The count will take place sometime before April 1, said Sharon Segerblom, director of the Neighborhood Services Department for the city of Las Vegas.

"It is very important that we have an accurate count of how many homeless people are out there so we can do a better job of providing services to them," she said. "The city of Las Vegas alone spent $2 million to help the homeless last year. We hear a lot of numbers bandied around, but we really don't know how many people are out there."

Social service agencies estimate there are 17,000 homeless people in the Las Vegas Valley.

"That's a consensus number that all of the different charities feel fairly comfortable with," Sumner Dodge, spokesman for the Salvation Army, said. "But we really don't know how many homeless people are out there."

While Johnson said he does not know how many workers will be needed to do the homeless count, he said the plan now is to primarily use UNLV students.

This plan has major problems, said Ken Robinson, director of MASH Village, a Las Vegas homeless shelter and outreach center.

"Homeless people live in some pretty scary and dangerous places. I have a hard time seeing a bunch of college students, who don't have much experience working with the homeless population, going out and counting all of these people," he said.

Johnson said area social service agencies will advise his office about ways to locate people living on the streets.

But Marlene Richter, director of social services for Catholic Charities of Southern Nevada, said she is skeptical that the census will accurately count the homeless population.

"People like to think all homeless people are in shelters.

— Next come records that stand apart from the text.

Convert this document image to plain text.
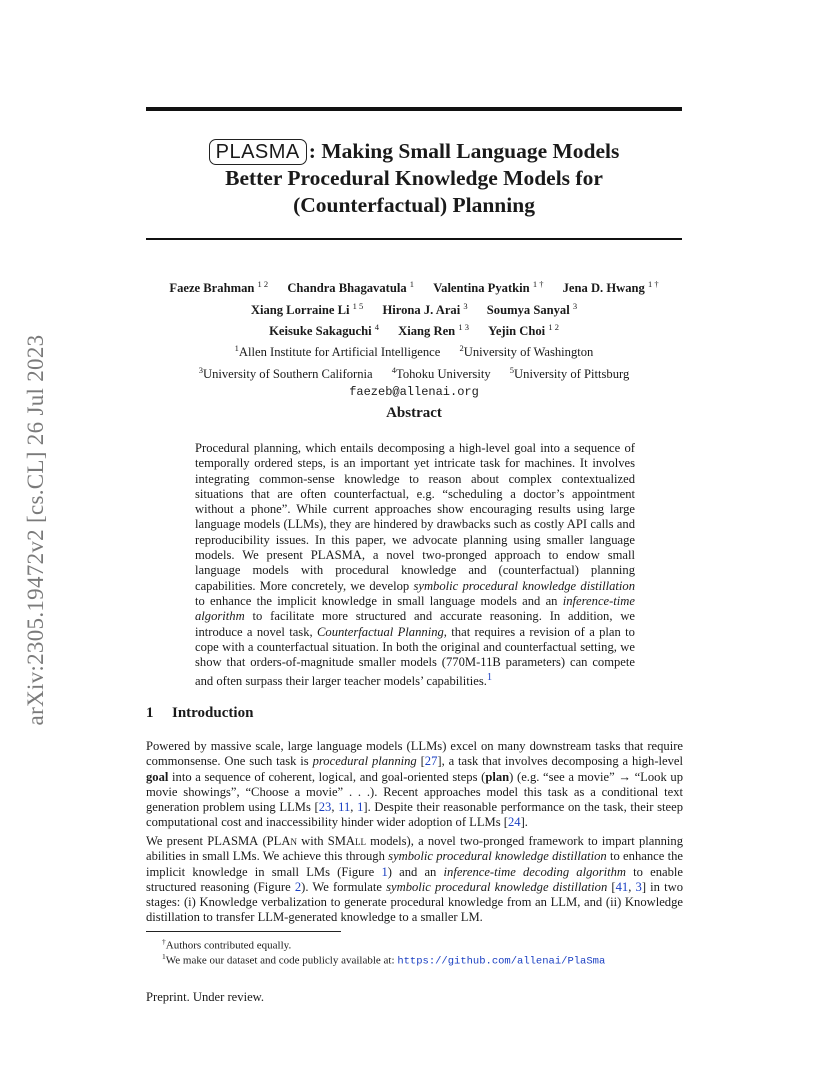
arXiv:2305.19472v2 [cs.CL] 26 Jul 2023
PLASMA : Making Small Language Models
Better Procedural Knowledge Models for
(Counterfactual) Planning
Faeze Brahman $^{1 2}$ Chandra Bhagavatula $^1$ Valentina Pyatkin $^{1 \dagger}$ Jena D. Hwang $^{1 \dagger}$
Xiang Lorraine Li $^{1 5}$ Hirona J. Arai $^3$ Soumya Sanyal $^3$
Keisuke Sakaguchi $^4$ Xiang Ren $^{1 3}$ Yejin Choi $^{1 2}$
$^1$Allen Institute for Artificial Intelligence $^2$University of Washington
$^3$University of Southern California $^4$Tohoku University $^5$University of Pittsburg
faezeb@allenai.org
Abstract
Procedural planning, which entails decomposing a high-level goal into a sequence of temporally ordered steps, is an important yet intricate task for machines. It involves integrating common-sense knowledge to reason about complex contextualized situations that are often counterfactual, e.g. “scheduling a doctor’s appointment without a phone”. While current approaches show encouraging results using large language models (LLMs), they are hindered by drawbacks such as costly API calls and reproducibility issues. In this paper, we advocate planning using smaller language models. We present PLASMA, a novel two-pronged approach to endow small language models with procedural knowledge and (counterfactual) planning capabilities. More concretely, we develop symbolic procedural knowledge distillation to enhance the implicit knowledge in small language models and an inference-time algorithm to facilitate more structured and accurate reasoning. In addition, we introduce a novel task, Counterfactual Planning, that requires a revision of a plan to cope with a counterfactual situation. In both the original and counterfactual setting, we show that orders-of-magnitude smaller models (770M-11B parameters) can compete and often surpass their larger teacher models’ capabilities.$^1$
1 Introduction
Powered by massive scale, large language models (LLMs) excel on many downstream tasks that require commonsense. One such task is procedural planning [27], a task that involves decomposing a high-level goal into a sequence of coherent, logical, and goal-oriented steps (plan) (e.g. “see a movie” → “Look up movie showings”, “Choose a movie” . . .). Recent approaches model this task as a conditional text generation problem using LLMs [23, 11, 1]. Despite their reasonable performance on the task, their steep computational cost and inaccessibility hinder wider adoption of LLMs [24].
We present PLASMA (PLAn with SMAll models), a novel two-pronged framework to impart planning abilities in small LMs. We achieve this through symbolic procedural knowledge distillation to enhance the implicit knowledge in small LMs (Figure 1) and an inference-time decoding algorithm to enable structured reasoning (Figure 2). We formulate symbolic procedural knowledge distillation [41, 3] in two stages: (i) Knowledge verbalization to generate procedural knowledge from an LLM, and (ii) Knowledge distillation to transfer LLM-generated knowledge to a smaller LM.
†Authors contributed equally.
$^1$We make our dataset and code publicly available at: https://github.com/allenai/PlaSma
Preprint. Under review.
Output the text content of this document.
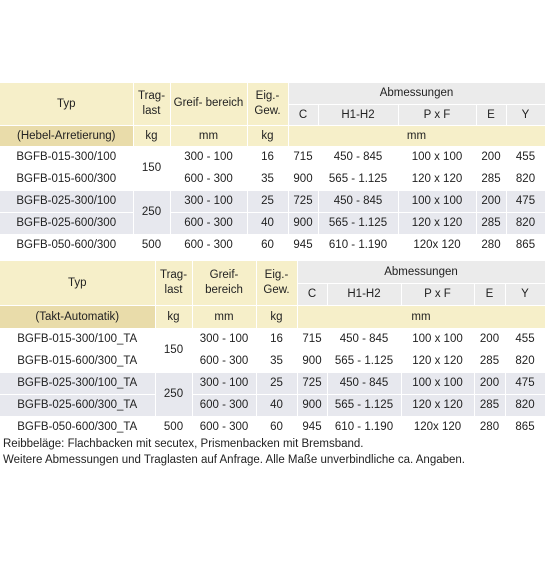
Typ	Trag- last	Greif- bereich	Eig.- Gew.	Abmessungen				
				C	H1-H2	P x F	E	Y
(Hebel-Arretierung)	kg	mm	kg	mm				
BGFB-015-300/100	150	300 - 100	16	715	450 - 845	100 x 100	200	455
BGFB-015-600/300		600 - 300	35	900	565 - 1.125	120 x 120	285	820
BGFB-025-300/100	250	300 - 100	25	725	450 - 845	100 x 100	200	475
BGFB-025-600/300		600 - 300	40	900	565 - 1.125	120 x 120	285	820
BGFB-050-600/300	500	600 - 300	60	945	610 - 1.190	120x 120	280	865
Typ	Trag- last	Greif- bereich	Eig.- Gew.	Abmessungen				
				C	H1-H2	P x F	E	Y
(Takt-Automatik)	kg	mm	kg	mm				
BGFB-015-300/100_TA	150	300 - 100	16	715	450 - 845	100 x 100	200	455
BGFB-015-600/300_TA		600 - 300	35	900	565 - 1.125	120 x 120	285	820
BGFB-025-300/100_TA	250	300 - 100	25	725	450 - 845	100 x 100	200	475
BGFB-025-600/300_TA		600 - 300	40	900	565 - 1.125	120 x 120	285	820
BGFB-050-600/300_TA	500	600 - 300	60	945	610 - 1.190	120x 120	280	865
Reibbeläge: Flachbacken mit secutex, Prismenbacken mit Bremsband.
Weitere Abmessungen und Traglasten auf Anfrage. Alle Maße unverbindliche ca. Angaben.
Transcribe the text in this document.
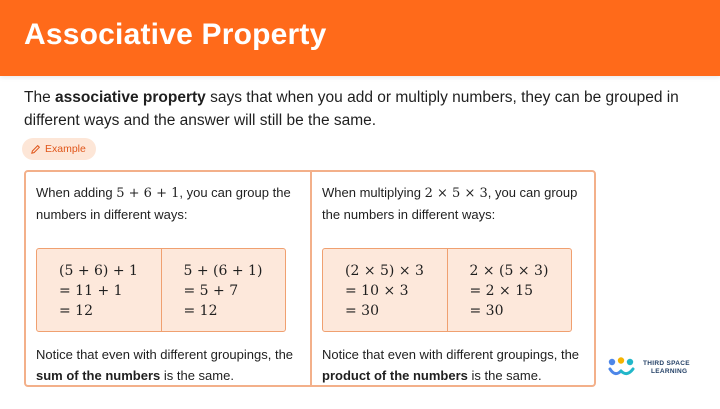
Associative Property
The associative property says that when you add or multiply numbers, they can be grouped in different ways and the answer will still be the same.
Example
When adding 5 + 6 + 1, you can group the numbers in different ways:
(5 + 6) + 1
= 11 + 1
= 12
5 + (6 + 1)
= 5 + 7
= 12
Notice that even with different groupings, the sum of the numbers is the same.
When multiplying 2 × 5 × 3, you can group the numbers in different ways:
(2 × 5) × 3
= 10 × 3
= 30
2 × (5 × 3)
= 2 × 15
= 30
Notice that even with different groupings, the product of the numbers is the same.
THIRD SPACE
LEARNING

That is just not the case," she said. "I would guess that maybe half of the homeless population is actually being served by social service agencies. This is a population of survivors. They are very good at hiding."

Dodge said he, too, is skeptical that an accurate count of the homeless can be made.

"Homeless people live in hundreds of places -- nobody knows where all of those places are. They are an incredibly difficult group to locate," he said.

"In some cities back in 1990 the census takers did a horrible job. They just went into homeless shelters one night and counted how many people were there. They then said that was how many homeless people there were."